- Theatrical release poster
- Directed by: R. P. Bala
- Based on: Love by Khalid Rahman
- Produced by: R. P. Bala; Kousalya Bala;
- Starring: Bharath; Vani Bhojan;
- Cinematography: P. G. Muthiah
- Edited by: Ajay Manoj
- Music by: Ronnie Raphael
- Production company: RP Films
- Release date: 28 July 2023;
- Country: India
- Language: Tamil

= Love (2023 film) =

Indian Tamil-language film

Love is a 2023 Indian Tamil-language romantic thriller film directed by R. P. Bala in his directorial debut. It is a remake of the 2020 Malayalam film of the same name. The film stars Bharath and Vani Bhojan with Vivek Prasanna, Radha Ravi, Daniel Annie Pope, Swayam Siddha and Adams in supporting roles. The film marks Bharath's 50th film.

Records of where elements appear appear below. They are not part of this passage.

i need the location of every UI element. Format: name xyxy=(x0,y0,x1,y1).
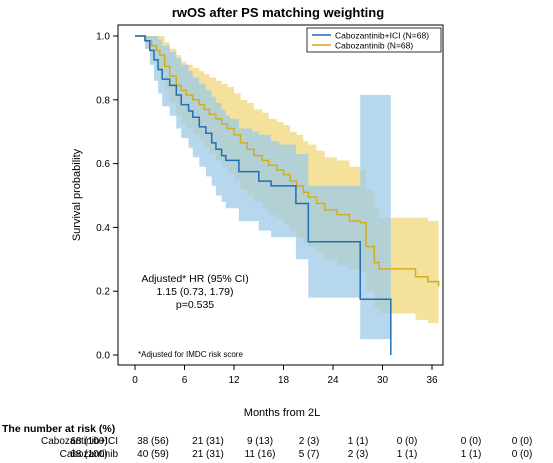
plot-area xyxy=(135,35,440,355)
x-tick-label: 18 xyxy=(278,375,290,386)
risk-cell: 1 (1) xyxy=(348,436,369,447)
survival-curve-series-1 xyxy=(135,35,392,355)
y-tick-label: 1.0 xyxy=(96,32,110,43)
risk-cell: 9 (13) xyxy=(247,436,273,447)
risk-cell: 0 (0) xyxy=(461,436,482,447)
legend-label-cabo-ici: Cabozantinib+ICI (N=68) xyxy=(335,31,429,41)
hr-title: Adjusted* HR (95% CI) xyxy=(141,273,248,285)
y-tick-label: 0.2 xyxy=(96,287,110,298)
x-tick-label: 0 xyxy=(132,375,138,386)
plot-frame xyxy=(117,24,444,366)
risk-table-title: The number at risk (%) xyxy=(2,423,115,435)
risk-cell: 40 (59) xyxy=(137,449,169,460)
risk-cell: 68 (100) xyxy=(70,436,107,447)
risk-cell: 0 (0) xyxy=(397,436,418,447)
x-tick-label: 12 xyxy=(228,375,240,386)
y-axis-label: Survival probability xyxy=(71,148,83,241)
risk-cell: 2 (3) xyxy=(299,436,320,447)
axes: 0.0 0.2 0.4 0.6 0.8 1.0 0 6 12 18 24 30 36 xyxy=(96,32,438,387)
legend: Cabozantinib+ICI (N=68) Cabozantinib (N=… xyxy=(306,27,442,53)
risk-cell: 68 (100) xyxy=(70,449,107,460)
x-tick-label: 30 xyxy=(377,375,389,386)
ci-band-series-1 xyxy=(135,36,391,340)
legend-label-cabo: Cabozantinib (N=68) xyxy=(335,41,413,51)
chart-title: rwOS after PS matching weighting xyxy=(172,5,384,20)
risk-cell: 0 (0) xyxy=(512,436,533,447)
hr-value: 1.15 (0.73, 1.79) xyxy=(156,286,233,298)
legend-box xyxy=(306,27,442,53)
risk-cell: 1 (1) xyxy=(461,449,482,460)
risk-cell: 1 (1) xyxy=(397,449,418,460)
y-tick-label: 0.8 xyxy=(96,95,110,106)
risk-cell: 2 (3) xyxy=(348,449,369,460)
risk-cell: 21 (31) xyxy=(192,449,224,460)
risk-cell: 11 (16) xyxy=(245,449,276,460)
x-tick-label: 6 xyxy=(182,375,188,386)
risk-row-label: Cabozantinib xyxy=(60,449,119,460)
y-tick-label: 0.0 xyxy=(96,351,110,362)
footnote: *Adjusted for IMDC risk score xyxy=(138,350,243,359)
y-tick-label: 0.4 xyxy=(96,223,110,234)
x-axis-label: Months from 2L xyxy=(244,407,320,419)
p-value: p=0.535 xyxy=(176,299,214,311)
risk-cell: 0 (0) xyxy=(512,449,533,460)
x-tick-label: 36 xyxy=(426,375,438,386)
survival-curve-series-2 xyxy=(135,35,440,287)
risk-cell: 5 (7) xyxy=(299,449,320,460)
risk-cell: 38 (56) xyxy=(137,436,169,447)
x-tick-label: 24 xyxy=(327,375,339,386)
risk-row-label: Cabozantinib+ICI xyxy=(41,436,118,447)
y-tick-label: 0.6 xyxy=(96,159,110,170)
risk-cell: 21 (31) xyxy=(192,436,224,447)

The music was composed by Ronnie Raphael with cinematography by P. G. Muthiah and editing by Ajay Manoj. The film released on 28 July 2023.

== Plot ==
Ajay and Divya are head-over-heels in love with each other, but their lives turn upside down within a year of their marriage. A fight breaks out between Ajay and Divya, which unexpectedly kills her. How Ajay covers up Divya's murder forms the rest of the story.

== Production ==
The film was produced by R. P. Bala and Kousalya Bala under the banner of RP Films. It is the second collaboration between Bharath and Vani Bhojan after Miral. The film's first look was released on 21 April 2022, the film's teaser was released on 6 December 2022, and the film's trailer was released on 13 July 2023.

== Soundtrack ==
The soundtrack of the film was composed by Ronnie Raphael.

== Release ==
The film was released on 28 July 2023.

== Reception ==
Logesh Balachandran of The Times of India gave the film 2.5 out of 5 stars and wrote, "Love would have been an interesting murder mystery if RP Bala had brought in a few more solid conflicts without too many twists and turns." Chandhini R of Cinema Express gave it 2 out of 5 stars and wrote, "Love could have matched up with the impact that the original created, if only it stayed true to the original's narrative, importantly, in the second half and embraced the beauty that lies in self-interpretations and observations instead of overcooking the plot to simplify it for a new audience."